The experts understand this, of course. Gandhi has been updating her table as more data come in, and now pegs Moderna’s efficacy on that front at 97 percent; Jha has since tweeted that “nothing is 100 percent … But these vaccines sure are close”; and Topol told The Atlantic that the numbers in his tweet are not a sufficient basis from which to draw “any determination of magnitude of effect,” though the fact that they all point in the same direction is “very encouraging.” Still, the message of perfection that their initial tables and tweets spawned—the gist, for many readers, of all those 100s and zeros—has since been picked up far and wide, and misinterpreted along the way.

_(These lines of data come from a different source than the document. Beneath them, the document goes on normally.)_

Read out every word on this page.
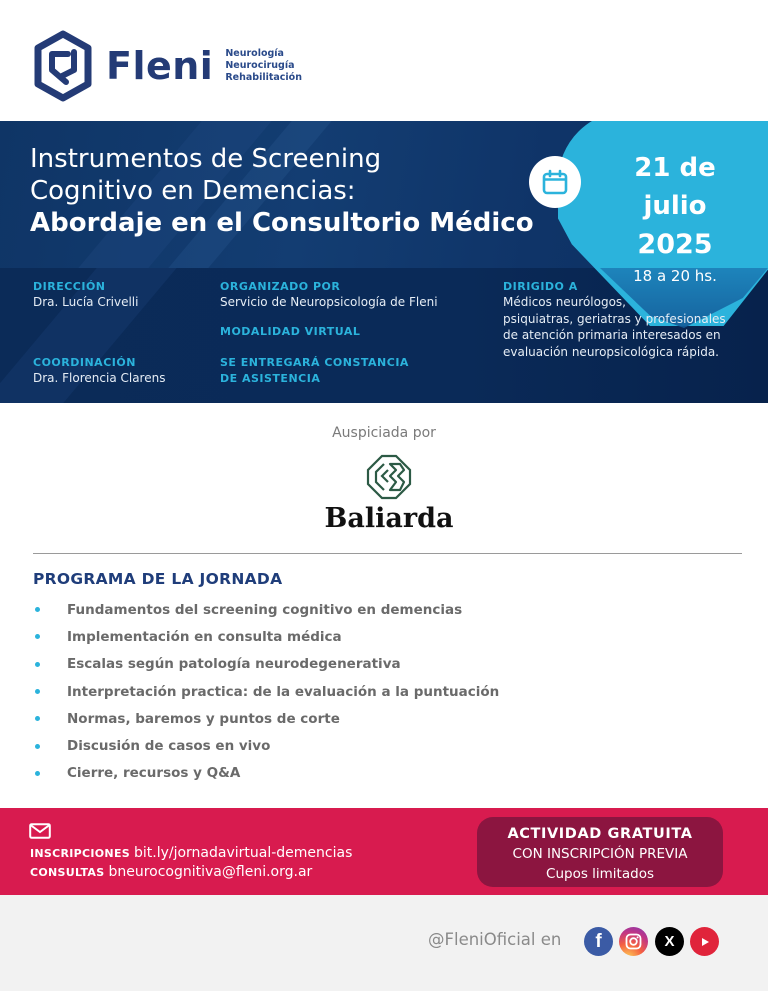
Fleni Neurología
Neurocirugía
Rehabilitación
Instrumentos de Screening
Cognitivo en Demencias:
Abordaje en el Consultorio Médico
21 de julio
2025
18 a 20 hs.
DIRECCIÓN
Dra. Lucía Crivelli
COORDINACIÓN
Dra. Florencia Clarens
ORGANIZADO POR
Servicio de Neuropsicología de Fleni
MODALIDAD VIRTUAL
SE ENTREGARÁ CONSTANCIA
DE ASISTENCIA
DIRIGIDO A
Médicos neurólogos,
psiquiatras, geriatras y profesionales
de atención primaria interesados en
evaluación neuropsicológica rápida.
Auspiciada por
Baliarda
PROGRAMA DE LA JORNADA
Fundamentos del screening cognitivo en demencias
Implementación en consulta médica
Escalas según patología neurodegenerativa
Interpretación practica: de la evaluación a la puntuación
Normas, baremos y puntos de corte
Discusión de casos en vivo
Cierre, recursos y Q&A
INSCRIPCIONES bit.ly/jornadavirtual-demencias
CONSULTAS bneurocognitiva@fleni.org.ar
ACTIVIDAD GRATUITA
CON INSCRIPCIÓN PREVIA
Cupos limitados
@FleniOficial en f	X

For the AstraZeneca vaccine, one person in the control group had severe COVID-19, but eight people were hospitalized; for Johnson & Johnson, 34 people in the placebo group had severe COVID-19, but only five people were hospitalized. It’s true that zero vaccinated people were hospitalized in either study after the vaccines took effect. But with numbers that small, you can’t draw a reliable conclusion about how high efficacy may be for these outcomes. As Diana Zuckerman of the National Center for Health Research pointed out about the Johnson & Johnson trial, “It’s misleading to tell the public that nobody who was vaccinated was hospitalized unless you also tell them that only 5 people in the placebo group were hospitalized.” She’s right. And you can’t be confident about predicting effectiveness precisely in a wider population outside the trial, either. For example, some of the vaccine trials included relatively few people older than 60 as participants.

You can see how fragile these numbers are by looking at those compiled for severe disease. In the Pfizer trial, for example, just one vaccinated person developed severe COVID-19 versus three in the placebo group—which meant that a single bout of disease made the difference between a calculated efficacy rate of 66 percent and one of 100 percent. For the Novavax and Oxford-AstraZeneca trials, there were zero people with severe disease in the vaccinated group versus only one in the control group, so adding or subtracting one would have been even more dramatic. The problem is even greater for deaths. For that efficacy analysis, only two of the vaccine trials—for Moderna’s and Johnson & Johnson’s—reported any COVID-19 deaths at all in the control groups.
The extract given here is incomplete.